#oneaday Day 661: Wasteland Diaries, Part 9

I’d continued walking down the long, wide road. According to the map, it looked like the most direct route to get where I was going, though there weren’t many places to hide if the weather were to turn unpleasant. Fortunately, in the days I’d been travelling — I’d lost count — it hadn’t as yet, but it was always a possibility.

The road extended off into the distance, mostly straight, veering a little to the right as it approached the horizon. This part of the world was quite flat, and the scenery was becoming rather monotonous. I decided to take a short break and get something to eat.

I sat down and rummaged in my pack for what supplies I had left. The tinned food I had had been in perfectly edible condition so far, but I was starting to get a little low on it. I’d need to resupply soon.

I cracked open an unmarked can which turned out to be filled with baked beans. While eating them cold wasn’t the most pleasant thing, I didn’t have the means of easily making a fire with me — and besides, over the course of this journey, I’d become accustomed to eating food just “as is”. With a smile, I wondered if I’d ever been a fussy eater in the past — if so, this situation would be working wonders for it. If the only thing you have to eat is that which is right in front of you, that’s what you eat.

As I sat by the edge of the road, watching the few wisps of cloud in the otherwise blue sky passing by, my thoughts turned inward, as they often did when I stopped and contemplated. I was no closer to understanding who I was or why I was making this journey, but I still had a lingering sense that the truth was being wilfully withheld from me.

That was ridiculous, of course, since there was no-one around to “withhold” anything except me. Perhaps I was repressing a memory, and doing so had become such second nature that it was now automatic, instinctive.

I didn’t want to repress it any longer, however. I wanted to know. My mind evidently had other ideas.

I sighed and finished off the last of the beans. The most basic of foods tasted great while out on the road, though I wondered if I’d ever eat a full meal again. I tossed the can aside and gazed into the middle distance. The light breeze in the air was relaxing.

I closed my eyes for a moment and attempted to clear my mind of all distractions — to sit down and have a quiet chat with myself over what it was that was really going on.

All was darkness for a short while, the only sound the wind rustling the dry grass beside the road. As I concentrated deeply, inwardly, however, it was as if a plume of smoke was slowly clearing and gradually coming into focus.

There was the house again, but this time it was different. I couldn’t hear anything this time, there was no colour, and I didn’t feel like I was in control like I was in the dream. I felt myself drawn towards the door of the house, saw my hand reach out and open it and enter a small but homely living room. Sitting on the floor, her elbows on a coffee table and her head in her hands, was a woman. She had long, flame-red hair — the only colour in this otherwise monochromatic image — and was beautiful. I knew her. I knew her well. I reached out and touched her on the shoulder and–

My eyes snapped open. I felt a pain in my head as if someone had jammed a poker through it. I screamed, and it felt like the earth shook. The pain didn’t subside, even as my cries of anguish echoed through the empty landscape. My thoughts were confused, jumbled, mangled, as if someone had grabbed my brain and was wringing it out. I had no control over myself, save to cry out and scream.
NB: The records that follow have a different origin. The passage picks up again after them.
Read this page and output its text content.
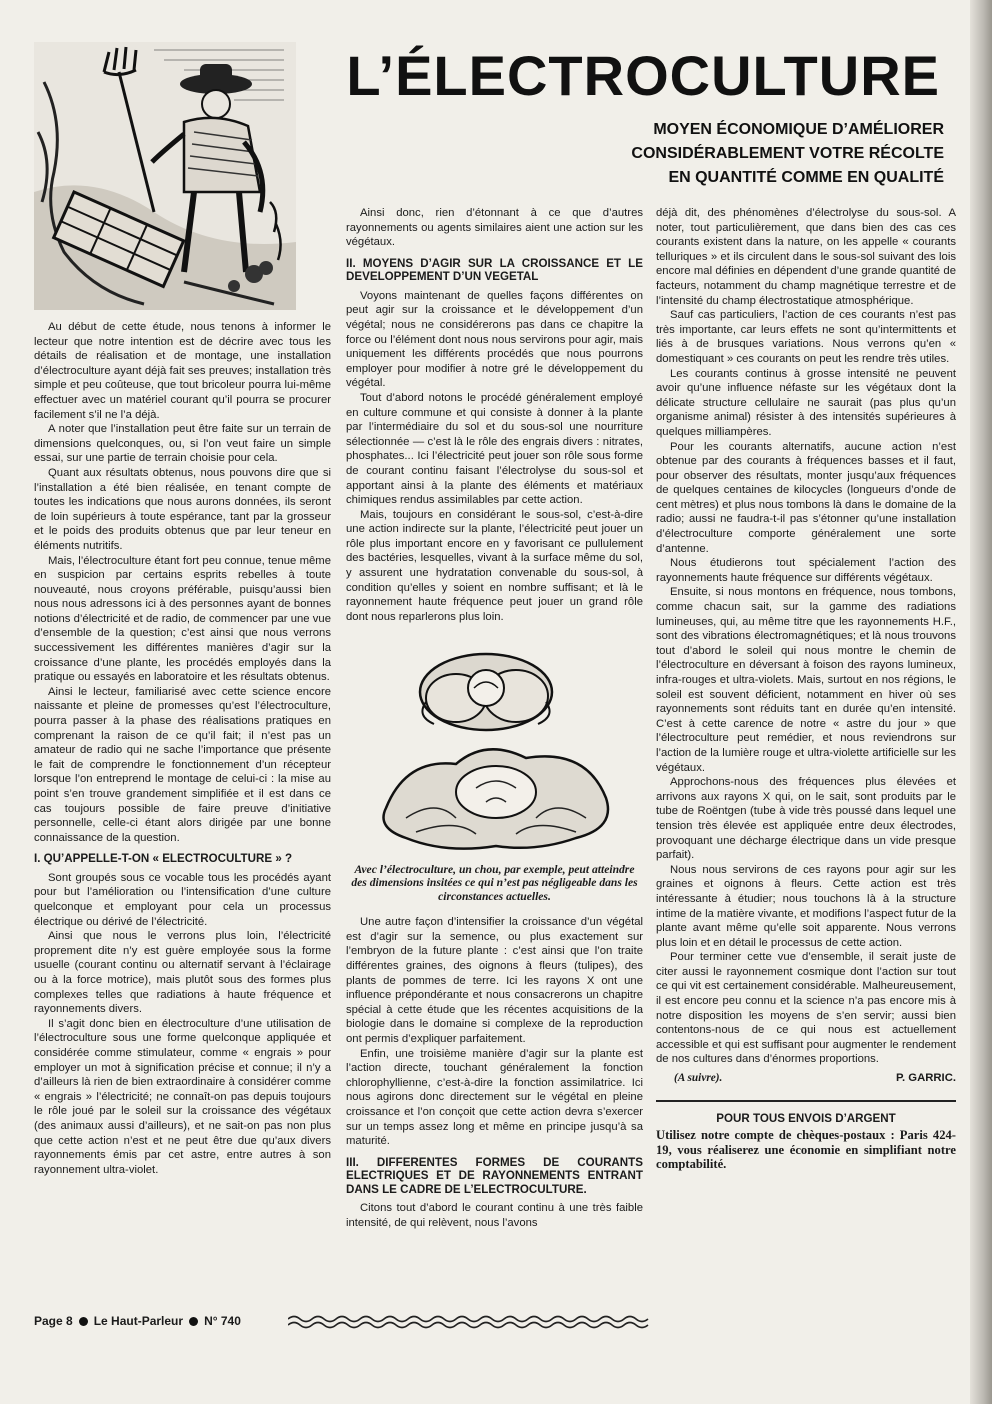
L’ÉLECTROCULTURE
MOYEN ÉCONOMIQUE D’AMÉLIORER
CONSIDÉRABLEMENT VOTRE RÉCOLTE
EN QUANTITÉ COMME EN QUALITÉ

Au début de cette étude, nous tenons à informer le lecteur que notre intention est de décrire avec tous les détails de réalisation et de montage, une installation d’électroculture ayant déjà fait ses preuves; installation très simple et peu coûteuse, que tout bricoleur pourra lui-même effectuer avec un matériel courant qu’il pourra se procurer facilement s’il ne l’a déjà.

A noter que l’installation peut être faite sur un terrain de dimensions quelconques, ou, si l’on veut faire un simple essai, sur une partie de terrain choisie pour cela.

Quant aux résultats obtenus, nous pouvons dire que si l’installation a été bien réalisée, en tenant compte de toutes les indications que nous aurons données, ils seront de loin supérieurs à toute espérance, tant par la grosseur et le poids des produits obtenus que par leur teneur en éléments nutritifs.

Mais, l’électroculture étant fort peu connue, tenue même en suspicion par certains esprits rebelles à toute nouveauté, nous croyons préférable, puisqu’aussi bien nous nous adressons ici à des personnes ayant de bonnes notions d’électricité et de radio, de commencer par une vue d’ensemble de la question; c’est ainsi que nous verrons successivement les différentes manières d’agir sur la croissance d’une plante, les procédés employés dans la pratique ou essayés en laboratoire et les résultats obtenus.

Ainsi le lecteur, familiarisé avec cette science encore naissante et pleine de promesses qu’est l’électroculture, pourra passer à la phase des réalisations pratiques en comprenant la raison de ce qu’il fait; il n’est pas un amateur de radio qui ne sache l’importance que présente le fait de comprendre le fonctionnement d’un récepteur lorsque l’on entreprend le montage de celui-ci : la mise au point s’en trouve grandement simplifiée et il est dans ce cas toujours possible de faire preuve d’initiative personnelle, celle-ci étant alors dirigée par une bonne connaissance de la question.

I. QU’APPELLE-T-ON « ELECTROCULTURE » ?

Sont groupés sous ce vocable tous les procédés ayant pour but l’amélioration ou l’intensification d’une culture quelconque et employant pour cela un processus électrique ou dérivé de l’électricité.

Ainsi que nous le verrons plus loin, l’électricité proprement dite n’y est guère employée sous la forme usuelle (courant continu ou alternatif servant à l’éclairage ou à la force motrice), mais plutôt sous des formes plus complexes telles que radiations à haute fréquence et rayonnements divers.

Il s’agit donc bien en électroculture d’une utilisation de l’électroculture sous une forme quelconque appliquée et considérée comme stimulateur, comme « engrais » pour employer un mot à signification précise et connue; il n’y a d’ailleurs là rien de bien extraordinaire à considérer comme « engrais » l’électricité; ne connaît-on pas depuis toujours le rôle joué par le soleil sur la croissance des végétaux (des animaux aussi d’ailleurs), et ne sait-on pas non plus que cette action n’est et ne peut être due qu’aux divers rayonnements émis par cet astre, entre autres à son rayonnement ultra-violet.

Ainsi donc, rien d’étonnant à ce que d’autres rayonnements ou agents similaires aient une action sur les végétaux.

II. MOYENS D’AGIR SUR LA CROISSANCE ET LE DEVELOPPEMENT D’UN VEGETAL

Voyons maintenant de quelles façons différentes on peut agir sur la croissance et le développement d’un végétal; nous ne considérerons pas dans ce chapitre la force ou l’élément dont nous nous servirons pour agir, mais uniquement les différents procédés que nous pourrons employer pour modifier à notre gré le développement du végétal.

Tout d’abord notons le procédé généralement employé en culture commune et qui consiste à donner à la plante par l’intermédiaire du sol et du sous-sol une nourriture sélectionnée — c’est là le rôle des engrais divers : nitrates, phosphates... Ici l’électricité peut jouer son rôle sous forme de courant continu faisant l’électrolyse du sous-sol et apportant ainsi à la plante des éléments et matériaux chimiques rendus assimilables par cette action.

Mais, toujours en considérant le sous-sol, c’est-à-dire une action indirecte sur la plante, l’électricité peut jouer un rôle plus important encore en y favorisant ce pullulement des bactéries, lesquelles, vivant à la surface même du sol, y assurent une hydratation convenable du sous-sol, à condition qu’elles y soient en nombre suffisant; et là le rayonnement haute fréquence peut jouer un grand rôle dont nous reparlerons plus loin.

Avec l’électroculture, un chou, par exemple, peut atteindre des dimensions insitées ce qui n’est pas négligeable dans les circonstances actuelles.

Une autre façon d’intensifier la croissance d’un végétal est d’agir sur la semence, ou plus exactement sur l’embryon de la future plante : c’est ainsi que l’on traite différentes graines, des oignons à fleurs (tulipes), des plants de pommes de terre. Ici les rayons X ont une influence prépondérante et nous consacrerons un chapitre spécial à cette étude que les récentes acquisitions de la biologie dans le domaine si complexe de la reproduction ont permis d’expliquer parfaitement.

Enfin, une troisième manière d’agir sur la plante est l’action directe, touchant généralement la fonction chlorophyllienne, c’est-à-dire la fonction assimilatrice. Ici nous agirons donc directement sur le végétal en pleine croissance et l’on conçoit que cette action devra s’exercer sur un temps assez long et même en principe jusqu’à sa maturité.

III. DIFFERENTES FORMES DE COURANTS ELECTRIQUES ET DE RAYONNEMENTS ENTRANT DANS LE CADRE DE L’ELECTROCULTURE.

Citons tout d’abord le courant continu à une très faible intensité, de qui relèvent, nous l’avons

déjà dit, des phénomènes d’électrolyse du sous-sol. A noter, tout particulièrement, que dans bien des cas ces courants existent dans la nature, on les appelle « courants telluriques » et ils circulent dans le sous-sol suivant des lois encore mal définies en dépendent d’une grande quantité de facteurs, notamment du champ magnétique terrestre et de l’intensité du champ électrostatique atmosphérique.

Sauf cas particuliers, l’action de ces courants n’est pas très importante, car leurs effets ne sont qu’intermittents et liés à de brusques variations. Nous verrons qu’en « domestiquant » ces courants on peut les rendre très utiles.

Les courants continus à grosse intensité ne peuvent avoir qu’une influence néfaste sur les végétaux dont la délicate structure cellulaire ne saurait (pas plus qu’un organisme animal) résister à des intensités supérieures à quelques milliampères.

Pour les courants alternatifs, aucune action n’est obtenue par des courants à fréquences basses et il faut, pour observer des résultats, monter jusqu’aux fréquences de quelques centaines de kilocycles (longueurs d’onde de cent mètres) et plus nous tombons là dans le domaine de la radio; aussi ne faudra-t-il pas s’étonner qu’une installation d’électroculture comporte généralement une sorte d’antenne.

Nous étudierons tout spécialement l’action des rayonnements haute fréquence sur différents végétaux.

Ensuite, si nous montons en fréquence, nous tombons, comme chacun sait, sur la gamme des radiations lumineuses, qui, au même titre que les rayonnements H.F., sont des vibrations électromagnétiques; et là nous trouvons tout d’abord le soleil qui nous montre le chemin de l’électroculture en déversant à foison des rayons lumineux, infra-rouges et ultra-violets. Mais, surtout en nos régions, le soleil est souvent déficient, notamment en hiver où ses rayonnements sont réduits tant en durée qu’en intensité. C’est à cette carence de notre « astre du jour » que l’électroculture peut remédier, et nous reviendrons sur l’action de la lumière rouge et ultra-violette artificielle sur les végétaux.

Approchons-nous des fréquences plus élevées et arrivons aux rayons X qui, on le sait, sont produits par le tube de Roëntgen (tube à vide très poussé dans lequel une tension très élevée est appliquée entre deux électrodes, provoquant une décharge électrique dans un vide presque parfait).

Nous nous servirons de ces rayons pour agir sur les graines et oignons à fleurs. Cette action est très intéressante à étudier; nous touchons là à la structure intime de la matière vivante, et modifions l’aspect futur de la plante avant même qu’elle soit apparente. Nous verrons plus loin et en détail le processus de cette action.

Pour terminer cette vue d’ensemble, il serait juste de citer aussi le rayonnement cosmique dont l’action sur tout ce qui vit est certainement considérable. Malheureusement, il est encore peu connu et la science n’a pas encore mis à notre disposition les moyens de s’en servir; aussi bien contentons-nous de ce qui nous est actuellement accessible et qui est suffisant pour augmenter le rendement de nos cultures dans d’énormes proportions.

(A suivre).	P. GARRIC.
POUR TOUS ENVOIS D’ARGENT
Utilisez notre compte de chèques-postaux : Paris 424-19, vous réaliserez une économie en simplifiant notre comptabilité.
Page 8 Le Haut-Parleur N° 740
My vision blurred and I couldn’t see what was happening. I tried to get to my feet, but couldn’t move. I felt the ground cracking beneath me, the earth shaking and shattering. I gritted my teeth and tried to break through the pain, but I couldn’t. It was too much. It was unlike anything I’d ever experienced, and was in no hurry to ever experience again afterwards. There was such power behind the pain, such fury. But it didn’t want to kill me. It wanted me to hurt.

I fell prone on the floor and passed out from the horrific sensations. I don’t know how long I slept, but when I woke, it was dark. I knew before I looked up from the floor that it had happened again — destruction, devastation, chaos born from anger. But why?

It had happened as soon as the memory — for that must have been one — was making itself clear. Answers lay within that memory, but I was convinced now, more than ever, that there was something beyond my control, powerful beyond my wildest imagination, stopping me from accessing it.

But what? And how? I didn’t know, but even as the throbbing in my skull slowly subsided, I resolved to get to the bottom of this — to solve the mystery of my memories and figure out just what it was that had occurred to turn this world of ours into a wasteland, devoid of human life — and what it had to do with me.

I closed my eyes again and sank into sleep. This time, dreams did not come as slumber claimed me, only much-needed peace.